Production and consumption
Consumption (of 400 bushels of seeds) occurs in transaction 3. This is the only point where the world’s RNW decreases.
Production (of 20,000 bushels of seeds) occurs in transaction 4. This is the only point where the world’s RNW increases.
All other actions just transfer some of one person’s RNW to someone else.
Jean-Baptiste Say called this type of consumption in transaction 3, where it’s done to produce more than is consumed in the process, reproductive consumption2. Alice’s hope and expectation at that point is that the plants will produce more wheat seeds than she started with. This is in fact the whole point of this entire scenario.
Expansion and contraction
There are actually two expansions and two contractions.

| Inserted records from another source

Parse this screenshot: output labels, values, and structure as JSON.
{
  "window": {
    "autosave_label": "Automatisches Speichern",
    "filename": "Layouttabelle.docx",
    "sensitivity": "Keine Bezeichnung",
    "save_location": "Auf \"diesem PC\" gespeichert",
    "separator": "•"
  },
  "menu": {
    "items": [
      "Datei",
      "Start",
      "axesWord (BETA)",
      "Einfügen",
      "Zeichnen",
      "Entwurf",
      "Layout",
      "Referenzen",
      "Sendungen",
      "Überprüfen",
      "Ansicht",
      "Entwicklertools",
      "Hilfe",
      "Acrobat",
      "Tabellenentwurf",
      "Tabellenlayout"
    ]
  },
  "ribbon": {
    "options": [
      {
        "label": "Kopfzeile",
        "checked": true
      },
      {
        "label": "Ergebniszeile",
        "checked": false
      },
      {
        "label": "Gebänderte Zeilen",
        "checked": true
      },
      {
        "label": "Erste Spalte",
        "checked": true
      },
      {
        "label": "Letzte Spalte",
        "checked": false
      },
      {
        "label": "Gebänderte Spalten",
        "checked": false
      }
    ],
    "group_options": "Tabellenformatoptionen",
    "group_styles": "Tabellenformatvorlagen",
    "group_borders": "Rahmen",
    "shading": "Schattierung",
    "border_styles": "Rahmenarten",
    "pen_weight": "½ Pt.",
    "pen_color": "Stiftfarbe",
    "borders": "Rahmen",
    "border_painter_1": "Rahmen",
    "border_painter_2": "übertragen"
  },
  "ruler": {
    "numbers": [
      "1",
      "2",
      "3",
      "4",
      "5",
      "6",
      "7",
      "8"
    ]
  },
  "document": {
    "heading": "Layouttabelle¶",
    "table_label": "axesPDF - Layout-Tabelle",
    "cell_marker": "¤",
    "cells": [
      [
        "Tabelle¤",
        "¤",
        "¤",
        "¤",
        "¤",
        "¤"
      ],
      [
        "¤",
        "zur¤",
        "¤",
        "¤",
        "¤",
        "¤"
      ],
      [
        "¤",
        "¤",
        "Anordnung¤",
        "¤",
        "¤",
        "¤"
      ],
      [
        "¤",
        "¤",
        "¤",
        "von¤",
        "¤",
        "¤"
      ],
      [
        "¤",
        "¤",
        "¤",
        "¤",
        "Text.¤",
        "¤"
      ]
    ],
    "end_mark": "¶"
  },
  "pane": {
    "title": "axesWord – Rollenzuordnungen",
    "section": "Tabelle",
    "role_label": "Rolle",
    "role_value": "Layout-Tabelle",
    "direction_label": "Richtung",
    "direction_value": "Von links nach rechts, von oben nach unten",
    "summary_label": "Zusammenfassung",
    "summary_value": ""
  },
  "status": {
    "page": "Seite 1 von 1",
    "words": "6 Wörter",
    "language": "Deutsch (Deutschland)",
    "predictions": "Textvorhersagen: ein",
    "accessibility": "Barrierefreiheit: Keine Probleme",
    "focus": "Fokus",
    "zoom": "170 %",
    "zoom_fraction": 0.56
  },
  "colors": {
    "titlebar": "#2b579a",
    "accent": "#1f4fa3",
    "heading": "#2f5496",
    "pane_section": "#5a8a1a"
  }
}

The main expansion (by £1,000) happens in transaction 1, when the bank creates a £1,000 deposit for Alice in exchange for her promising to pay it £1,025 later.
The corresponding contraction occurs when Alice writes off this deposit (i.e. her bank balance decreases by £1,000) in exchange for the bank writing off her loan debt to it in transaction 6.
There’s a much smaller expansion (by £25) when the bank pays Eve a dividend by creating a £25 deposit for her.
And the contraction corresponding to that occurs when Alice writes off this deposit in exchange for the bank writing off her interest debt to it in transaction 9.
Complexity
Notice that the peak of complexity (with the most resultant actions) in the diagrams isn’t at the end, but at various points in the middle. Complexity increases in the credit expansion, and decreases again as those debts are written off in credit contraction, leaving behind just the real economy actions related to goods and services.
Overview of the economy
You can think of the whole economy as consisting of an enormous number of scenarios like this one, but in which Bob is replaced with the entire rest of the world. A borrower:
wants money to buy something from the rest of the world before selling anything,
borrows from a lender,
spends the money,
produces something to sell, or sells something they already have, to get money,
repays the loan plus interest.
Each scenario has a credit expansion followed by a credit contraction. The whole economy is just the superposition of all of these scenarios (a term from physics, meaning the sum of all of the individual parts). Every completed scenario boils down to barter, where all the actions are from the real economy (white and/or purple arrows). The incomplete scenarios still have outstanding debts (pink and/or green arrows).
Whether credit is expanding or contracting in total depends on whether more new scenarios are starting than old ones are ending. But each scenario follows the same sequence: expansion followed by contraction. Increasing the rate of credit expansion now can make a short-term difference, but it will increase the amount of credit contraction due to occur in future. That might be fine, but what’s important is that everyone is left satisfied with the state of the real economy once all of the debts have been settled.
I’m constantly amazed at how the approach of using economic actions can make often misunderstood topics such as credit expansion and contraction so much easier to understand. I hope you’ve found this helpful too.
Someone’s raw net worth (RNW) is what they own plus what they’re owed minus what they owe (i.e. their assets minus their liabilities). It is a “heterogeneous” sum/difference, which just means that things of different types are added and subtracted, not monetary “values” which have been assigned to them.
It’s in section 6, but unfortunately the links at the top of the page are broken, so search for “On the Formation of Capital”.
Alice seems to be giving Bob 800b of wheat for nothing. That should be 1,000b and worth £1,000 to Alice.